Chris Sale Probably Just Had Boston's Best Pitching Performance of the Year
BOSTON - Chris Sale, the ace of the Boston Red Sox pitching staff, is tall and lanky and injury-prone and has inspired hand-wringing from those worried he's losing his fastball. And what would he be without his fastball? But Sale isn't ready to be put out to pasture yet, and when he shows that, there's no pitcher more thrilling to watch. It's a work of beauty to watch peak Sale on the mound and that is exactly what we got last night when the Sox faced off against the Kansas City Royals.

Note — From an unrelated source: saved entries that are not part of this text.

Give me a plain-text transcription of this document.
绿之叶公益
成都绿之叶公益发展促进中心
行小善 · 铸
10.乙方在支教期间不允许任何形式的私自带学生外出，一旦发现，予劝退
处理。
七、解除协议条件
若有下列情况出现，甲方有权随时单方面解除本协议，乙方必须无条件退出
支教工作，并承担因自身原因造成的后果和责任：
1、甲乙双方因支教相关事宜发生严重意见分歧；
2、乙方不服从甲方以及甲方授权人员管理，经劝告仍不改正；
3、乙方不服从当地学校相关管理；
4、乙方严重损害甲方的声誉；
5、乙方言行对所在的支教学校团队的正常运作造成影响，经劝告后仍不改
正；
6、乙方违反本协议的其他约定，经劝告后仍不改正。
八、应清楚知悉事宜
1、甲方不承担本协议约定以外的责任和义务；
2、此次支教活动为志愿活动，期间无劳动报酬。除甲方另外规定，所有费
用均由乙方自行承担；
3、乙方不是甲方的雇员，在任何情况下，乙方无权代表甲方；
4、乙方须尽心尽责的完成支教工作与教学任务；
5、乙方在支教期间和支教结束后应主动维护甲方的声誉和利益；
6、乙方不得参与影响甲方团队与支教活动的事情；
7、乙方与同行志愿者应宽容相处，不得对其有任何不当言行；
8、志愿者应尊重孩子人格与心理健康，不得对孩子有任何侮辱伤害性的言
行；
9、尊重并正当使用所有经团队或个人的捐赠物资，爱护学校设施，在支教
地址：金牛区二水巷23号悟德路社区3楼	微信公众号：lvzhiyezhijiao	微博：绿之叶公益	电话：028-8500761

Boston won last night with a score of 8-0, thanks to runs batted in by Rafael Devers, Brock Holt, Jackie Bradley, Jr., and Sandy Leon. But the offense played second fiddle to the stellar pitching on display from Sale last night.
Here's Sale's line: nine innings pitching, no runs allowed, no walks, and twelve strikeouts. He allowed only three hits and retired the last fifteen batters he faced, all consecutively. In today's modern age, any sort of shutout is impressive and Sale's was about as close to perfect as a pitcher can get without actually throwing a perfect game. But something else set Sale's start last night apart, something that hadn't been done in over ninety years.
You might recall that, earlier in the season, Sale recorded the fabled "immaculate inning" by striking out the side on nine pitches. Last night, during the eighth inning, Sale recorded this feat once again, becoming the first pitcher to have two immaculate innings in the same season since Lefty Grove did it all the way back in 1928. Sale and Grove are the only ones to ever achieve that in the history of baseball.
Immaculate innings are rare, but Sale is the league's master of strikeouts, and it makes sense that it would be his to achieve. The start was also so impressive that it dropped his earned run average on the season from 4.35 to 3.84. If Sale and the bullpen can keep this kind of performance up, they might just be able to lift this season's Red Sox to postseason glory.